FROG: A new people detection dataset for knee-high 2D range finders
Fernando Amodeo, Noé Pérez-Higueras, Luis Merino, Fernando Caballero
TL;DR
FROG addresses the challenge of detecting humans with knee-high 2D LiDAR by releasing a fully annotated, diverse 2D LiDAR dataset collected in a public space, along with a fast end-to-end detector and a benchmarking suite. It introduces two deep networks, Laser Feature Extractor (LFE) and People Proposal Network (PPN), that operate directly on raw scans, enabling high-speed ROS inference and reducing reliance on hand-crafted preprocessing.

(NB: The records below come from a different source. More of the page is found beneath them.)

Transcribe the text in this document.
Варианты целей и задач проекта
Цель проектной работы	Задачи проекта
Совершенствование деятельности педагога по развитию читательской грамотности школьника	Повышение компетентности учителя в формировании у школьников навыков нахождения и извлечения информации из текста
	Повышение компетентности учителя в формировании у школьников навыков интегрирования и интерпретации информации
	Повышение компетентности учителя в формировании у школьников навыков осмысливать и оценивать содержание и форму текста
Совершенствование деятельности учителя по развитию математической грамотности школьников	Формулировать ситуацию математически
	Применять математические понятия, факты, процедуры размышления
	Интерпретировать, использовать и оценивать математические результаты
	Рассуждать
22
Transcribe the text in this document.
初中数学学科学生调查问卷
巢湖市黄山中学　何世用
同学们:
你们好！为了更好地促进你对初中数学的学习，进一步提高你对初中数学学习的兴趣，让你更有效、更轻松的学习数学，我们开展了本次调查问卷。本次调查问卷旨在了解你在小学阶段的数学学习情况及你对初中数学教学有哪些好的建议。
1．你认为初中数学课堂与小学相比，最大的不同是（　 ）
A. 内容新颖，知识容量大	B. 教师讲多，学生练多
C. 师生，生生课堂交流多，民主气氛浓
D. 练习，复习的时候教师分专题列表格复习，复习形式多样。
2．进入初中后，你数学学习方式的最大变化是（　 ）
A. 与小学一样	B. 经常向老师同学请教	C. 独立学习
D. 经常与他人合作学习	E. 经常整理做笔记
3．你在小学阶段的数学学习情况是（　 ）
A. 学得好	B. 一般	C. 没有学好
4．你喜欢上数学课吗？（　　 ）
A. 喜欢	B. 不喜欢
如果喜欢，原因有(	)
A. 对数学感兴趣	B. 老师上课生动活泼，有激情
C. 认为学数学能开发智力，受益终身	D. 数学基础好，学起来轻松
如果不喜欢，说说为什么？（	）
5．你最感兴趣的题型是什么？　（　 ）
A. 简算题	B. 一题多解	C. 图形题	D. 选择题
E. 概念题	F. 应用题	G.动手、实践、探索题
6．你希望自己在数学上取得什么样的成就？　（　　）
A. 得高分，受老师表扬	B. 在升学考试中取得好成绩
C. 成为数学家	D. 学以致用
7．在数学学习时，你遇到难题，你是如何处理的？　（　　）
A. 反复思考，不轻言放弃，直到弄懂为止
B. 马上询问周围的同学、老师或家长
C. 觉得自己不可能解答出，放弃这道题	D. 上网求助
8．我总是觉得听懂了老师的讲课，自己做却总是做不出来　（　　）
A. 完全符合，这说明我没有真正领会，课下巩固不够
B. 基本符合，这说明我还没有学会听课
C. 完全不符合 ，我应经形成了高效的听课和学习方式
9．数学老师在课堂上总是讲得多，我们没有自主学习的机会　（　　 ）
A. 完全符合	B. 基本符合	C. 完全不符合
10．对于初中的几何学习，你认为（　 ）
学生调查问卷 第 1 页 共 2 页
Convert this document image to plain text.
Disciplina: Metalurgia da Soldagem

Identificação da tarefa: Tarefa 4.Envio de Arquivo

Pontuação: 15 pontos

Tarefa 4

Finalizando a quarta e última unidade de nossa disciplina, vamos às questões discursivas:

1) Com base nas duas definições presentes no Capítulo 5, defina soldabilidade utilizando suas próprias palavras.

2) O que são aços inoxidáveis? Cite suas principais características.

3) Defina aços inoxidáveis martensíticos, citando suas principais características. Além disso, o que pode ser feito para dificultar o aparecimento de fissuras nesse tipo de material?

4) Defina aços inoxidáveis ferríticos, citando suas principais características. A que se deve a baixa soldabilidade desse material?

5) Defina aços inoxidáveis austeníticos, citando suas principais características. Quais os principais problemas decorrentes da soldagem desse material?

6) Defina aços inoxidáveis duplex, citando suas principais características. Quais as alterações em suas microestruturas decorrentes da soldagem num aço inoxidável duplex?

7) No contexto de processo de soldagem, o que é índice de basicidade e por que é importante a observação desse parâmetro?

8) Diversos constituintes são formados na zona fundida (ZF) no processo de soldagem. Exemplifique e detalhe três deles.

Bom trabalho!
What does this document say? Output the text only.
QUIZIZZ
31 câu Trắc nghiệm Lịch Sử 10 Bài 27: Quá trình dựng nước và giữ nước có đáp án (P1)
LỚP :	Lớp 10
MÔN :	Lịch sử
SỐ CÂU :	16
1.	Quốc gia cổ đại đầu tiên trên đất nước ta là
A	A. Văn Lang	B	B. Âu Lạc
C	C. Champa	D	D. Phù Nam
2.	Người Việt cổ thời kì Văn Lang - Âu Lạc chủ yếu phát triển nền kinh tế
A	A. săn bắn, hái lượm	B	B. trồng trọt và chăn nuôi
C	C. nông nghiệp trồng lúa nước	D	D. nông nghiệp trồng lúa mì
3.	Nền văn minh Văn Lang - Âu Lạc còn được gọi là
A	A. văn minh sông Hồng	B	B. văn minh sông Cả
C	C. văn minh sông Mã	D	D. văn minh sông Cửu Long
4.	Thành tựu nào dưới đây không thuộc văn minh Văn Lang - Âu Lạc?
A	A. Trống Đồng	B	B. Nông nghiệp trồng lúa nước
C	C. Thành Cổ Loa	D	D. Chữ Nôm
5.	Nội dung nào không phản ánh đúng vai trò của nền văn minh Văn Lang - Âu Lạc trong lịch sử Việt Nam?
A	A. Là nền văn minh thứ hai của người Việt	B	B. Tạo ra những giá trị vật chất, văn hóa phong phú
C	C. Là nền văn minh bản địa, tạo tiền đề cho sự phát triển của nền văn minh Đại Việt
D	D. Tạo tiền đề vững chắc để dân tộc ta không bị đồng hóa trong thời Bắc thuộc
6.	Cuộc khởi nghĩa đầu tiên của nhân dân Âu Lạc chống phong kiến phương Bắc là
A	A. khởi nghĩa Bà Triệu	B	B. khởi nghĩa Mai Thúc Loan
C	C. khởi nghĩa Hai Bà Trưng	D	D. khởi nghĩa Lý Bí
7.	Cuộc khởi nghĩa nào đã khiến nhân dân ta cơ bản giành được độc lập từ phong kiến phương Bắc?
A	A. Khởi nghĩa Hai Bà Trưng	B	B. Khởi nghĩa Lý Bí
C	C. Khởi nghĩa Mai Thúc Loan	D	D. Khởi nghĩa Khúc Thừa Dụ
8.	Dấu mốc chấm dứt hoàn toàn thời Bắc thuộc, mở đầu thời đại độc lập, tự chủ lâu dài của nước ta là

The paper benchmarks several detectors (DROW3, DR-SPAAM, PeTra) against the proposed methods, showing competitive accuracy with notably faster inference for LFE/PPN, and discusses annotation tooling, data formats, and evaluation methodology to standardize 2D LiDAR-based people detection research. Overall, FROG advances practical human detection for mobile robots using 2D LiDAR and provides a reusable framework for future improvements and extensions, including self-supervised learning and sensor fusion approaches.
Abstract
Mobile robots require knowledge of the environment, especially of humans located in its vicinity. While the most common approaches for detecting humans involve computer vision, an often overlooked hardware feature of robots for people detection are their 2D range finders. These were originally intended for obstacle avoidance and mapping/SLAM tasks. In most robots, they are conveniently located at a height approximately between the ankle and the knee, so they can be used for detecting people too, and with a larger field of view and depth resolution compared to cameras. In this paper, we present a new dataset for people detection using knee-high 2D range finders called FROG. This dataset has greater laser resolution, scanning frequency, and more complete annotation data compared to existing datasets such as DROW. Particularly, the FROG dataset contains annotations for 100% of its laser scans (unlike DROW which only annotates 5%), 17x more annotated scans, 100x more people annotations, and over twice the distance traveled by the robot. We propose a benchmark based on the FROG dataset, and analyze a collection of state-of-the-art people detectors based on 2D range finder data. We also propose and evaluate a new end-to-end deep learning approach for people detection. Our solution works with the raw sensor data directly (not needing hand-crafted input data features), thus avoiding CPU preprocessing and releasing the developer of understanding specific domain heuristics. Experimental results show how the proposed people detector attains results comparable to the state of the art, while an optimized implementation for ROS can operate at more than 500 Hz.